After the CA mortar is discretized, the distribution force of the CA mortar on the track plate is converted into a concentrated force, a train track coupling dynamic model considering the CA mortar void effect can be established, and the problem that the existing dynamic model cannot simulate CA mortar void under any working condition can be solved; because the modeling is based on matlab software modeling, the practical problems of low simulation efficiency, limited line length, short track irregularity wavelength and the like of a finite element model method can be solved.

(2) Constructing a database for deep learning of the classified neural network: outputting track slab displacement simulation data under different voiding degrees by setting different parameters by using the vehicle-slab track dynamics model under the voiding effect of the CA mortar obtained in the step (1), and after training for multiple times to obtain enough simulation data, adding labels to the simulation data according to disease types to form a database, wherein the database comprises a training set for inputting a classification neural network and a test set for inputting the classification neural network;

when constructing the database, in this embodiment, 104 meters, that is, 16 track slabs are selected as the length of the vehicle-slab track dynamics model under consideration of CA mortar void, the vehicle speed is 300 km/h, the displacement of the track slab is selected as sample data when a train passes through one track slab, and when the sampling interval is 10^-4When s is carried out, different sample data are obtained by setting different void lengths, and CA mortar voids with longitudinal lengths of 0 meter, 0.325 meter, 0.65 meter, 1.3 meter and 1.95 meter are respectively arranged under the track slab to obtain samples under five conditions; then a sufficient number of samples are obtained for each of the conditions set for the void, obtaining 64 sets of samples.

(3) Training a classification network by using the database constructed in the step (2): the classified network structure comprises four layers of networks, wherein the first layer of network is an input layer, the second layer of network is a BilSTM, the third layer of network is a full-connection layer, and the fourth layer of network is a softmax layer; both first and second tier networks are commonly used to model context information in natural language processing tasks, where the full name of LSTM is Long Short-Term Memory, which is one of rnn (current Neural network).
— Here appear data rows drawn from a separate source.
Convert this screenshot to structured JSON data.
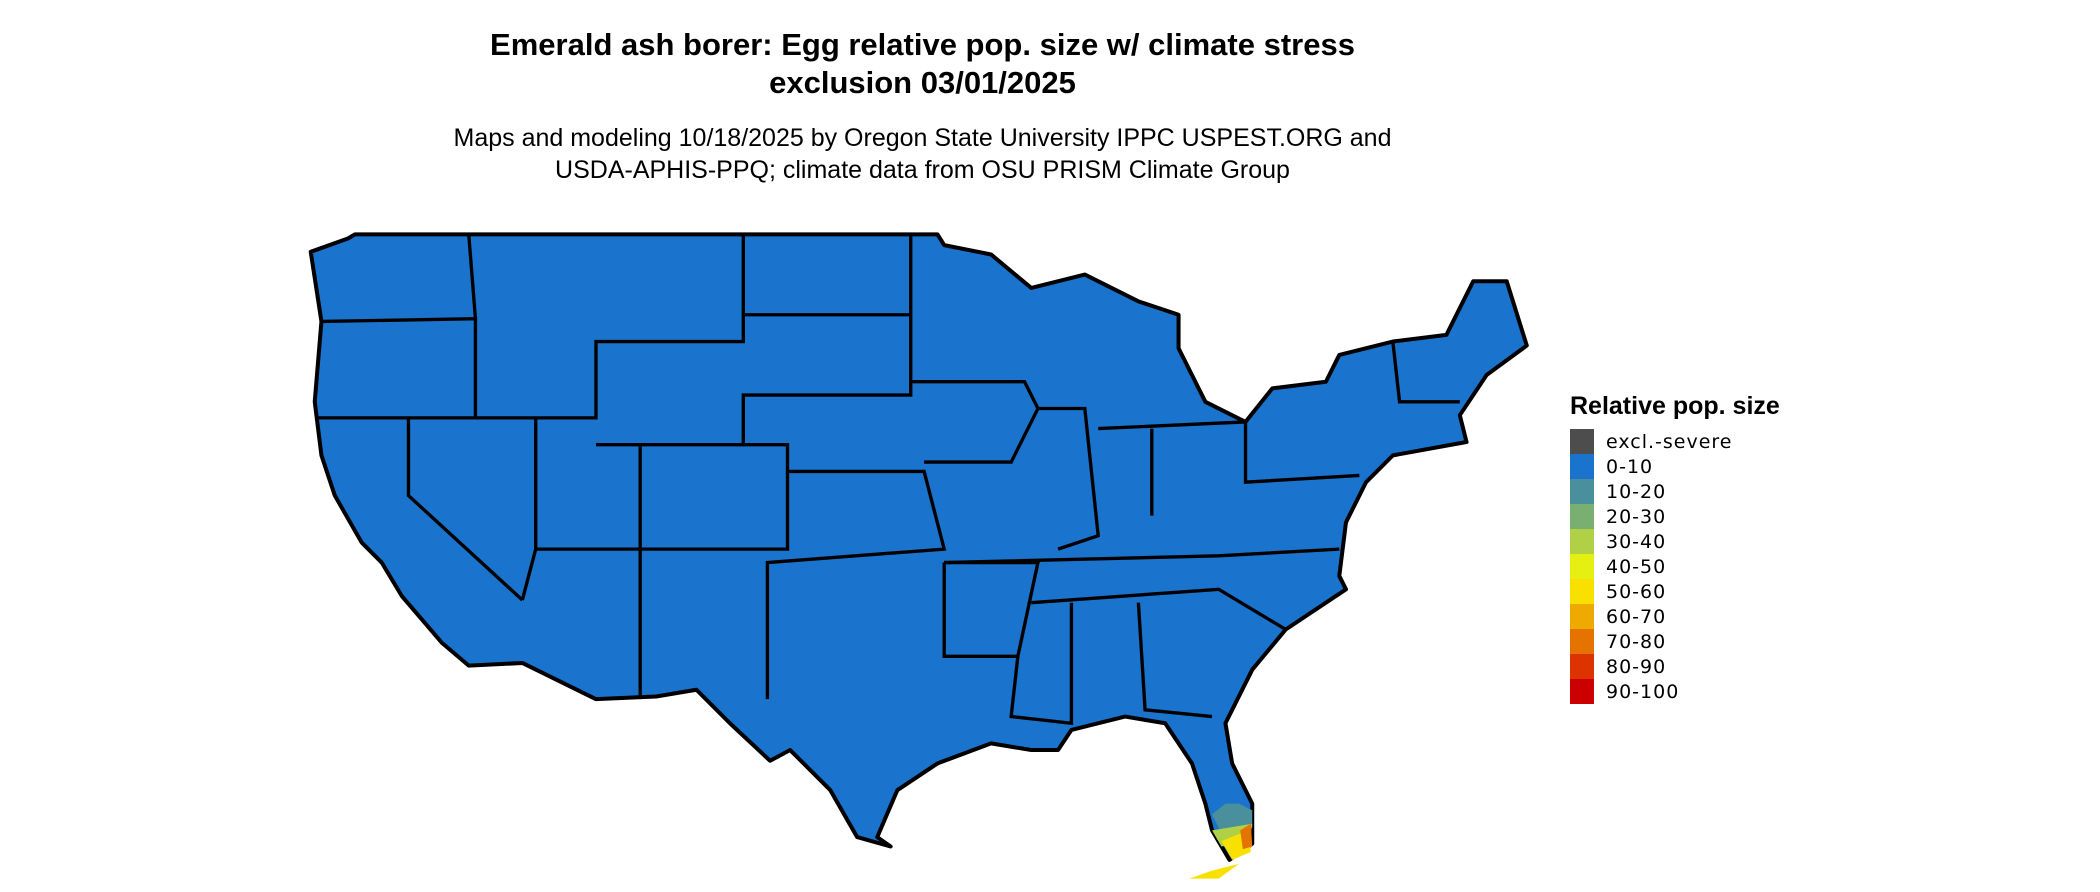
{
  "title": "Emerald ash borer: Egg relative pop. size w/ climate stress exclusion 03/01/2025",
  "title_line1": "Emerald ash borer: Egg relative pop. size w/ climate stress",
  "title_line2": "exclusion 03/01/2025",
  "subtitle_line1": "Maps and modeling 10/18/2025 by Oregon State University IPPC USPEST.ORG and",
  "subtitle_line2": "USDA-APHIS-PPQ; climate data from OSU PRISM Climate Group",
  "map": {
    "region": "Contiguous United States",
    "dominant_class": "0-10",
    "notes_visible": "South Florida shows higher classes (10-20 through 80-90)"
  },
  "legend": {
    "title": "Relative pop. size",
    "items": [
      {
        "label": "excl.-severe",
        "color": "#4d4d4d"
      },
      {
        "label": "0-10",
        "color": "#1a73cc"
      },
      {
        "label": "10-20",
        "color": "#4a8f9c"
      },
      {
        "label": "20-30",
        "color": "#7aaf72"
      },
      {
        "label": "30-40",
        "color": "#b0d146"
      },
      {
        "label": "40-50",
        "color": "#e6ef12"
      },
      {
        "label": "50-60",
        "color": "#f8e000"
      },
      {
        "label": "60-70",
        "color": "#eeaa00"
      },
      {
        "label": "70-80",
        "color": "#e57300"
      },
      {
        "label": "80-90",
        "color": "#dd3300"
      },
      {
        "label": "90-100",
        "color": "#cc0000"
      }
    ]
  }
}
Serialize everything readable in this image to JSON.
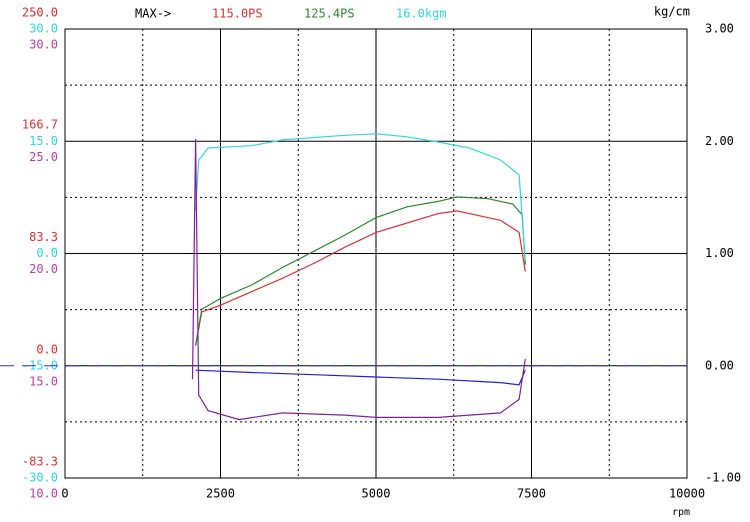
{
  "chart_data": {
    "type": "line",
    "header": "MAX->",
    "x_label": "rpm",
    "xlim": [
      0,
      10000
    ],
    "xticks": [
      0,
      2500,
      5000,
      7500,
      10000
    ],
    "left_axes": [
      {
        "color": "#e03030",
        "lim": [
          -83.3,
          250
        ],
        "ticks": [
          {
            "value": -83.3,
            "label": "-83.3"
          },
          {
            "value": 0,
            "label": "0.0"
          },
          {
            "value": 83.3,
            "label": "83.3"
          },
          {
            "value": 166.7,
            "label": "166.7"
          },
          {
            "value": 250,
            "label": "250.0"
          }
        ]
      },
      {
        "color": "#30d8e0",
        "lim": [
          -30,
          30
        ],
        "ticks": [
          {
            "value": -30,
            "label": "-30.0"
          },
          {
            "value": -15,
            "label": "-15.0"
          },
          {
            "value": 0,
            "label": "0.0"
          },
          {
            "value": 15,
            "label": "15.0"
          },
          {
            "value": 30,
            "label": "30.0"
          }
        ]
      },
      {
        "color": "#c040a0",
        "lim": [
          10,
          30
        ],
        "ticks": [
          {
            "value": 10,
            "label": "10.0"
          },
          {
            "value": 15,
            "label": "15.0"
          },
          {
            "value": 20,
            "label": "20.0"
          },
          {
            "value": 25,
            "label": "25.0"
          },
          {
            "value": 30,
            "label": "30.0"
          }
        ]
      }
    ],
    "right_axis": {
      "label": "kg/cm",
      "lim": [
        -1,
        3
      ],
      "ticks": [
        {
          "value": -1,
          "label": "-1.00"
        },
        {
          "value": 0,
          "label": "0.00"
        },
        {
          "value": 1,
          "label": "1.00"
        },
        {
          "value": 2,
          "label": "2.00"
        },
        {
          "value": 3,
          "label": "3.00"
        }
      ]
    },
    "reference_line": {
      "axis": "right",
      "value": 0,
      "color": "#3030c0"
    },
    "series": [
      {
        "color": "#e03030",
        "axis": 0,
        "max_label": "115.0PS",
        "x": [
          2100,
          2200,
          2500,
          3000,
          3500,
          4000,
          4500,
          5000,
          5500,
          6000,
          6300,
          6500,
          7000,
          7300,
          7400
        ],
        "values": [
          15,
          40,
          45,
          55,
          65,
          76,
          88,
          99,
          106,
          113,
          115,
          113,
          108,
          99,
          70
        ]
      },
      {
        "color": "#2a8a2a",
        "axis": 0,
        "max_label": "125.4PS",
        "x": [
          2100,
          2200,
          2500,
          3000,
          3500,
          4000,
          4500,
          5000,
          5500,
          6000,
          6300,
          6800,
          7200,
          7350,
          7400
        ],
        "values": [
          15,
          42,
          50,
          60,
          73,
          85,
          97,
          110,
          118,
          122,
          125.4,
          124,
          120,
          112,
          75
        ]
      },
      {
        "color": "#30d8e0",
        "axis": 1,
        "max_label": "16.0kgm",
        "x": [
          2100,
          2150,
          2300,
          3000,
          3500,
          4500,
          5000,
          5500,
          6000,
          6500,
          7000,
          7300,
          7400
        ],
        "values": [
          5.8,
          12.5,
          14.1,
          14.4,
          15.2,
          15.8,
          16.0,
          15.6,
          14.9,
          14.1,
          12.5,
          10.5,
          -0.9
        ]
      },
      {
        "color": "#2020d0",
        "axis": "right",
        "x": [
          2100,
          3000,
          4000,
          5000,
          6000,
          7000,
          7300,
          7400
        ],
        "values": [
          -0.04,
          -0.06,
          -0.08,
          -0.1,
          -0.12,
          -0.15,
          -0.17,
          -0.04
        ]
      },
      {
        "color": "#8020a0",
        "axis": 2,
        "x": [
          2050,
          2100,
          2150,
          2300,
          2800,
          3500,
          4500,
          5000,
          6000,
          7000,
          7300,
          7400
        ],
        "values": [
          14.4,
          25.1,
          13.7,
          13.0,
          12.6,
          12.9,
          12.8,
          12.7,
          12.7,
          12.9,
          13.5,
          15.3
        ]
      }
    ]
  }
}
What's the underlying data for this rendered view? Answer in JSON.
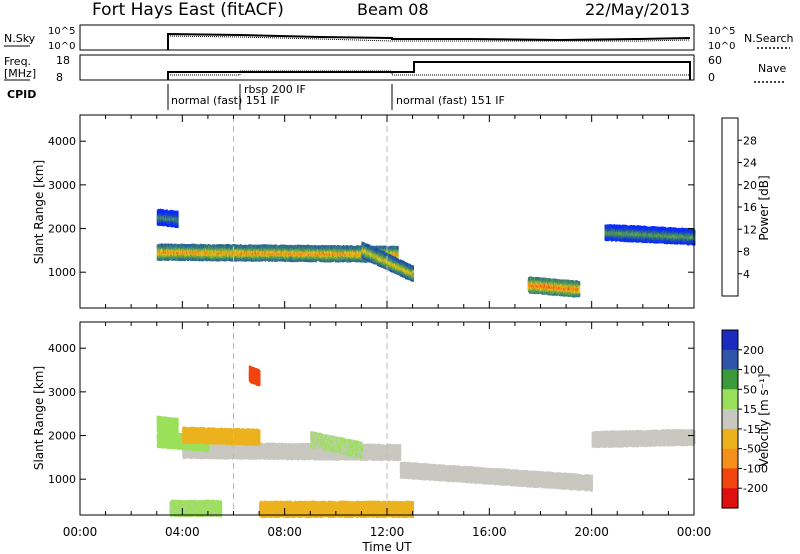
{
  "header": {
    "title": "Fort Hays East (fitACF)",
    "beam": "Beam 08",
    "date": "22/May/2013"
  },
  "params_panel": {
    "nsky_label": "N.Sky",
    "nsky_ticks": [
      "10^5",
      "10^0"
    ],
    "nsearch_label": "N.Search",
    "nsearch_ticks": [
      "10^5",
      "10^0"
    ],
    "freq_label": "Freq.",
    "freq_unit": "[MHz]",
    "freq_ticks": [
      "18",
      "8"
    ],
    "nave_label": "Nave",
    "nave_ticks": [
      "60",
      "0"
    ],
    "cpid_label": "CPID",
    "cpid_segments": [
      {
        "label": "normal (fast) 151 IF"
      },
      {
        "label": "rbsp 200 IF"
      },
      {
        "label": "normal (fast) 151 IF"
      }
    ]
  },
  "colors": {
    "power_scale": [
      "#0a2bff",
      "#1f4fa6",
      "#2e6f8e",
      "#4a8e63",
      "#6fae43",
      "#e3c51a",
      "#f58f1a",
      "#f24a12",
      "#e01010"
    ],
    "velocity_scale": [
      "#e01010",
      "#f2440f",
      "#f5901a",
      "#ebb21e",
      "#c8c8c0",
      "#9be05a",
      "#3a9a3a",
      "#2f55a8",
      "#1a2bbf"
    ],
    "ground_scatter": "#c8c8c0"
  },
  "chart_data": [
    {
      "type": "heatmap",
      "title": "",
      "xlabel": "Time UT",
      "ylabel": "Slant Range [km]",
      "x_ticks": [
        "00:00",
        "04:00",
        "08:00",
        "12:00",
        "16:00",
        "20:00",
        "00:00"
      ],
      "y_ticks": [
        "1000",
        "2000",
        "3000",
        "4000"
      ],
      "xlim_hours": [
        0,
        24
      ],
      "ylim_km": [
        180,
        4600
      ],
      "colorbar": {
        "label": "Power [dB]",
        "ticks": [
          "4",
          "8",
          "12",
          "16",
          "20",
          "24",
          "28"
        ],
        "range": [
          0,
          30
        ]
      },
      "features": [
        {
          "t0": 3.0,
          "t1": 12.4,
          "range_km_start": 1450,
          "range_km_end": 1400,
          "value_db": 22
        },
        {
          "t0": 11.0,
          "t1": 13.0,
          "range_km_start": 1500,
          "range_km_end": 950,
          "value_db": 20
        },
        {
          "t0": 17.5,
          "t1": 19.5,
          "range_km_start": 700,
          "range_km_end": 600,
          "value_db": 24
        },
        {
          "t0": 20.5,
          "t1": 24.0,
          "range_km_start": 1900,
          "range_km_end": 1800,
          "value_db": 14
        },
        {
          "t0": 3.0,
          "t1": 3.8,
          "range_km_start": 2250,
          "range_km_end": 2200,
          "value_db": 12
        }
      ]
    },
    {
      "type": "heatmap",
      "title": "",
      "xlabel": "Time UT",
      "ylabel": "Slant Range [km]",
      "x_ticks": [
        "00:00",
        "04:00",
        "08:00",
        "12:00",
        "16:00",
        "20:00",
        "00:00"
      ],
      "y_ticks": [
        "1000",
        "2000",
        "3000",
        "4000"
      ],
      "xlim_hours": [
        0,
        24
      ],
      "ylim_km": [
        180,
        4600
      ],
      "colorbar": {
        "label": "Velocity [m s⁻¹]",
        "ticks": [
          "200",
          "100",
          "50",
          "15",
          "-15",
          "-50",
          "-100",
          "-200"
        ],
        "range": [
          -250,
          250
        ]
      },
      "features": [
        {
          "t0": 4.0,
          "t1": 12.5,
          "range_km_start": 1650,
          "range_km_end": 1600,
          "value_ms": 0,
          "ground_scatter": true
        },
        {
          "t0": 12.5,
          "t1": 20.0,
          "range_km_start": 1200,
          "range_km_end": 900,
          "value_ms": 0,
          "ground_scatter": true
        },
        {
          "t0": 20.0,
          "t1": 24.0,
          "range_km_start": 1900,
          "range_km_end": 1950,
          "value_ms": 0,
          "ground_scatter": true
        },
        {
          "t0": 3.0,
          "t1": 5.0,
          "range_km_start": 1900,
          "range_km_end": 1800,
          "value_ms": 60
        },
        {
          "t0": 3.0,
          "t1": 3.8,
          "range_km_start": 2250,
          "range_km_end": 2200,
          "value_ms": 40
        },
        {
          "t0": 9.0,
          "t1": 11.0,
          "range_km_start": 1900,
          "range_km_end": 1650,
          "value_ms": 30
        },
        {
          "t0": 4.0,
          "t1": 7.0,
          "range_km_start": 2000,
          "range_km_end": 1950,
          "value_ms": -45
        },
        {
          "t0": 6.6,
          "t1": 7.0,
          "range_km_start": 3400,
          "range_km_end": 3300,
          "value_ms": -150
        },
        {
          "t0": 7.0,
          "t1": 13.0,
          "range_km_start": 300,
          "range_km_end": 300,
          "value_ms": -40
        },
        {
          "t0": 3.5,
          "t1": 5.5,
          "range_km_start": 320,
          "range_km_end": 320,
          "value_ms": 35
        }
      ]
    }
  ]
}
LSTM is well suited for modeling time series data, such as text data, due to its design features. BilSTM is an abbreviation of Bi-directional Long Short-Term Memory, and is formed by combining forward LSTM and backward LSTM, and the structure of the BilSTM is shown in figure 6;

(4) and (3) carrying out arch state classification on the track slab according to the classification network result: taking the track slab displacement data as the network input quantity of the trained classification network, and sorting the original track slab displacement data into a characteristic sequence to be input into a BilSTM network; and after circulation of the BilSTM layer, inputting the circular shape into a softmax layer to judge the type of the arch state on the track slab, and giving a final result of judgment of the arch state on the track slab.

The classification network structure is shown in fig. 7, and specifically, in this step, the rail plate displacement data as the network input quantity of the trained classification network may be collected by the method provided in patent CN201910620162.8, where the collection method specifically is to collect rail plate vibration displacement data by using the inclination angle sensing nodes installed on the rail plate, and then convert the rail plate vibration displacement data into rail plate inclination angle data for use in the present invention.

Specifically, in the step (4), the original track slab displacement data is sorted into a feature sequence, and the specific method is as follows:

(1) preprocessing a track slab displacement signal: the method comprises the steps of representing track slab displacement signals by using various types of characteristics, normalizing time sequence signals to a (0,1) range, segmenting original track slab displacement signals and extracting signal characteristics, wherein the original track slab displacement signals can be generally divided into three segments, if the signals are too long, the number of the segments can be increased, and the signal characteristic extraction is to calculate data characteristics in small segments of data obtained by segmentation and then rearrange the data characteristics into a group of data to form characteristic data; after signal characteristics are extracted, connecting the characteristic data of each section in sequence to form a final characteristic data group;

the data features in the signal feature extraction process comprise a maximum value, a minimum value, an average value, a peak-to-peak value, a rectified mean value, a variance, a standard deviation, a kurtosis, a root mean square, a form factor, a peak factor, a kurtosis factor, a pulse factor and a margin factor;

(2) and calculating a corresponding result correlation weight for each feature of the obtained feature data set by using a Relief algorithm, as shown in fig. 8, removing features with lower weights according to a set weight threshold, and then obtaining a final training feature sequence, as shown in fig. 9.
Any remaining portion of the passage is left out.